I always have time for Grantland. For those that don't know, it's a sports/popular culture website affiliated with ESPN. They're usually complimentary to us and tongue in cheek on a lot of things.
http://grantland.com/the-triangle/manchester-city-liverpool-roster-continuity/
http://grantland.com/the-triangle/manchester-city-liverpool-roster-continuity/
Big games this early are weird. Does anybody remember last year, when José Mourinho went into Old Trafford and turned the game into mud in Week 2? He was happy to walk away with a road point against mighty Manchester United. A month later, United lost to West Bromwich Albion at home, and the wheels started to come off. It’s August. The transfer window is still open, pieces are still coming together, or falling apart. Mario Balotelli is still sitting in the stands showing off his scarf game.
Play this game three months into the season, and Liverpool might look completely different.
Well, unless you’re Manchester City.
Manchester City are awesome, and they are awesome right now. You don’t have to wonder if their parts will gel, or if they can sign the missing link, or what they will look like once the players learn the system.
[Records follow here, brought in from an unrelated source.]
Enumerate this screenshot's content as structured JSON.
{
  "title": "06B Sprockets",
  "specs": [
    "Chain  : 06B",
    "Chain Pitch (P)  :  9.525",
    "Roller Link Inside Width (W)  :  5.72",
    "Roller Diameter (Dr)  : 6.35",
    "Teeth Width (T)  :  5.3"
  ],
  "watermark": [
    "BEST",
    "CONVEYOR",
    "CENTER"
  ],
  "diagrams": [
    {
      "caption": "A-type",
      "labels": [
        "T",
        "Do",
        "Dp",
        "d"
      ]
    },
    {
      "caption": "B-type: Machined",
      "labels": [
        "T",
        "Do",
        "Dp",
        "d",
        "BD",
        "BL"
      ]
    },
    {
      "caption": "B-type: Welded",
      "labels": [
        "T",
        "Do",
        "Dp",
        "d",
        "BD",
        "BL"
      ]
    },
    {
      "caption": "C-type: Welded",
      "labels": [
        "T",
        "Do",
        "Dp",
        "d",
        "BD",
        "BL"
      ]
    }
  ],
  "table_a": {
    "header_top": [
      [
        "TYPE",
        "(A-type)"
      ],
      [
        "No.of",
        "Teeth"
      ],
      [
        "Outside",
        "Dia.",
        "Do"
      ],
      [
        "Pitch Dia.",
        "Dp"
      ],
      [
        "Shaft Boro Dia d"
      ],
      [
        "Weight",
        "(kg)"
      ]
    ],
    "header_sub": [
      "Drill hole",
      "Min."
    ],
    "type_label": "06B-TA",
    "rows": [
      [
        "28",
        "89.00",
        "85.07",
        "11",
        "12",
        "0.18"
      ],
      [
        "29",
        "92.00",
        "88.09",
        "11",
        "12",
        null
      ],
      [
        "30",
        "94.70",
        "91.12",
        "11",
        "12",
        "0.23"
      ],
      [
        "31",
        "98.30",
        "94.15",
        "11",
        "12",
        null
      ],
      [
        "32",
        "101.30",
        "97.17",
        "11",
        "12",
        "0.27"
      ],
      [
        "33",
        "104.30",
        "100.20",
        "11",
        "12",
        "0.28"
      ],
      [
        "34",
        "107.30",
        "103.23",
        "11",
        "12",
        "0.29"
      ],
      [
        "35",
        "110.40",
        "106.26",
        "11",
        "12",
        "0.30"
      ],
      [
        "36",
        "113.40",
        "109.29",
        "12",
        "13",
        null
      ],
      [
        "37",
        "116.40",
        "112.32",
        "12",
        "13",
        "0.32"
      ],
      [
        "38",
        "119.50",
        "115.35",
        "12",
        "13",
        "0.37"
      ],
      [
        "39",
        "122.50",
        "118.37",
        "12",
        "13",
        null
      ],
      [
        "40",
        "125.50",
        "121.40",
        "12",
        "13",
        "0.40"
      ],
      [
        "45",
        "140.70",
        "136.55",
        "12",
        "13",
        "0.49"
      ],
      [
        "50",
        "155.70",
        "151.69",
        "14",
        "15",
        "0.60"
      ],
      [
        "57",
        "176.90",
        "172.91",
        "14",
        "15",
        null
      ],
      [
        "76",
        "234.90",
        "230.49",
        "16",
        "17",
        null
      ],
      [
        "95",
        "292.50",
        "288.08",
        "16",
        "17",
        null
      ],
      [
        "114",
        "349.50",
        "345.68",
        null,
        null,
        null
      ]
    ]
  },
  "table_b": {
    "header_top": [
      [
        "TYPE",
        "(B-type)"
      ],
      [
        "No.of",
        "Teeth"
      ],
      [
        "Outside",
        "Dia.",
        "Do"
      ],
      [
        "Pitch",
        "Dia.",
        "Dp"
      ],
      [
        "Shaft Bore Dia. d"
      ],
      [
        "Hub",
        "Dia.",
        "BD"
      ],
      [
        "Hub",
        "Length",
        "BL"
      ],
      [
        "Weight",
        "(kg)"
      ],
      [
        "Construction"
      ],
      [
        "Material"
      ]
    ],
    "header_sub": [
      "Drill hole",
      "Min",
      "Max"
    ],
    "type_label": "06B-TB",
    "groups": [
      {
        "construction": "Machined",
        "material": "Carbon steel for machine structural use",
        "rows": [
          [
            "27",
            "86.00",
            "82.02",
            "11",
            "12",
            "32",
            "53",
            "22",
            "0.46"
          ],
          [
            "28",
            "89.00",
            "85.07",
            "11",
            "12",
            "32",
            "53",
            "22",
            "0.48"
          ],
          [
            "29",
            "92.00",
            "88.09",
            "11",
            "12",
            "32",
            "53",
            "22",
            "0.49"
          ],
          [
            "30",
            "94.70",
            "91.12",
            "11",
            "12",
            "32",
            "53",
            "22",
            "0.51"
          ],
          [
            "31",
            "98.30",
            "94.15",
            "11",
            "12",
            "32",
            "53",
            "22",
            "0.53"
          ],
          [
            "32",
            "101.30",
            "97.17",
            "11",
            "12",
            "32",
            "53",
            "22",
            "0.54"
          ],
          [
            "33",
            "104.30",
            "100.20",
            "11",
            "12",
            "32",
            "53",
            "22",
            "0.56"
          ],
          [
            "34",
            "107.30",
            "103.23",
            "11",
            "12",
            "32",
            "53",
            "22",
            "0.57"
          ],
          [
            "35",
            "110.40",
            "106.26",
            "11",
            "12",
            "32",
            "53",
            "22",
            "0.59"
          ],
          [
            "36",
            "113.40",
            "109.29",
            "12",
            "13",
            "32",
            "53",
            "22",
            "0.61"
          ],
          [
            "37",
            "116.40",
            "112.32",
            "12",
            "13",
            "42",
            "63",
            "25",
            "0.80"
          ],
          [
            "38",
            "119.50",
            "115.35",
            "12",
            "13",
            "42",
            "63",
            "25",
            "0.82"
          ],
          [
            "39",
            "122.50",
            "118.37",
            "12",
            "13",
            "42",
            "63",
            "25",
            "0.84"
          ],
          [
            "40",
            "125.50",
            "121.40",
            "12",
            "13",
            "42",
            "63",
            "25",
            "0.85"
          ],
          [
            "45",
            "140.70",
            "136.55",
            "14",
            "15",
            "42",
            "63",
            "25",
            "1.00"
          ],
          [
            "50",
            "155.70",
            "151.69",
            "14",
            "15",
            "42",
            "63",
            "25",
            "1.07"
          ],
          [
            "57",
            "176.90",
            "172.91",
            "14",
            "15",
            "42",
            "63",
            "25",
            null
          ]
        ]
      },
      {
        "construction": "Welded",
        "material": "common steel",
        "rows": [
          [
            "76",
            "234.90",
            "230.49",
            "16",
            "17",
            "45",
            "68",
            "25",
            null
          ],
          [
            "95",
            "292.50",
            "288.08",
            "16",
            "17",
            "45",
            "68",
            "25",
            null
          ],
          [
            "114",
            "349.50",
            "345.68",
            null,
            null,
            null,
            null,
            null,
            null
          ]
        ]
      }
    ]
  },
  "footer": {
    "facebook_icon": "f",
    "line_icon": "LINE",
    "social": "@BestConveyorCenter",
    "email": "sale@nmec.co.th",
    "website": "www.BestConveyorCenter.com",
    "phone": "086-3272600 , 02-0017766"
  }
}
Manchester City are a juggernaut right now, and they will be all year long. You want to know what something as nebulous as consistency looks like? It looks like Man City. It’s Week 2, and all but three letters of their starting lineup on Monday have been on the roster since last summer’s transfer window (swap out Fernandinho for Fernando).
They know August’s points count just as much as May’s. Manchester City will take all the points on offer, thank you very much. Your team is trying to find itself? Manchester City will help you look.
City’s goal is just a perfect example of a team whose players know each other inside and out.
The flick by Stevan Jovetic that crowbarred open Liverpool’s defense doesn’t happen if there isn’t a deep understanding among teammates. And that’s from City’s fourth striker. He was playing with Edin Dzeko only because Sergio Agüero’s hamstrings need to be treated with electric stim-powered kid gloves and Álvaro Negredo is working his way back from injury. It sure is nice to have that kind of talent to fit in. It’s even nicer when that talent doesn’t have to introduce himself to his new teammates 10 minutes before game time.
That move wasn’t the only example of back-heel trickery City pulled against Liverpool. In fact, the team spent a heck of a lot of time trying to exploit the space between Liverpool’s left full-back and left-sided center back. You may know those two players as Liverpool’s newest acquisition, Alberto Moreno, who was playing for Sevilla two weeks ago, and relative Liverpool veteran Dejan Lovren, who will celebrate one month with the club on Wednesday.
You know who has time to learn game plans tailored specifically to opponents? Players who aren’t walking around with name tags pinned to their shirts.
It’s hard to blame Brendan Rodgers or Liverpool’s front office too much. They had to sell Luis Suárez, and that meant a total team revamp. A season with the Champions League means they also needed a deeper squad. Time will tell whether the moves they made were the right ones, but there’s no doubt the moves had to be made. The unfortunate side effect of all those moves is a team on which half of your defensive line is brand spanking new and asking to be ripped apart by elite opposition.
It also means that Liverpool’s new wingers, Adam Lallana and Lazar Markovic, weren’t ready to start either. (Lallana is carrying an injury, while Markovic came on as a substitute.) And without them, Philippe Coutinho and Raheem Sterling operated on the wings. That’s fine, they’re both old Liverpool hands at this point (despite being 22 and 19, respectively, and both having been there less than two seasons); but both players operate better when they have the freedom to do other, non-winger stuff.
Coutinho needs to come in, centrally, and be a playmaker, while Sterling is the closest thing to a Suárez-style defense terrorizer that Liverpool have now. Maybe if one of the new wingers was available to actually, you know, play on the wing, then Liverpool’s best creative players could have run the attack. But they weren’t, so they couldn’t.
Liverpool have a lot of room to improve. When they play the return fixture at Anfield in February, we should see a better version of this team. But even imagining a better version of Liverpool, it’s hard to see how they could beat the Manchester City team we’ve seen for the last year.
If Liverpool have dreams of challenging Manchester City this season, they’ll not only have to improve, they’ll also have to make up ground. Because while they are getting through that awkward getting-to-know-you phase, Manchester City are going to rack up points.
The Premier League can come down to very fine margins. Clubs don’t get mulligans on matches they biff in August just because their new players are going through orientation.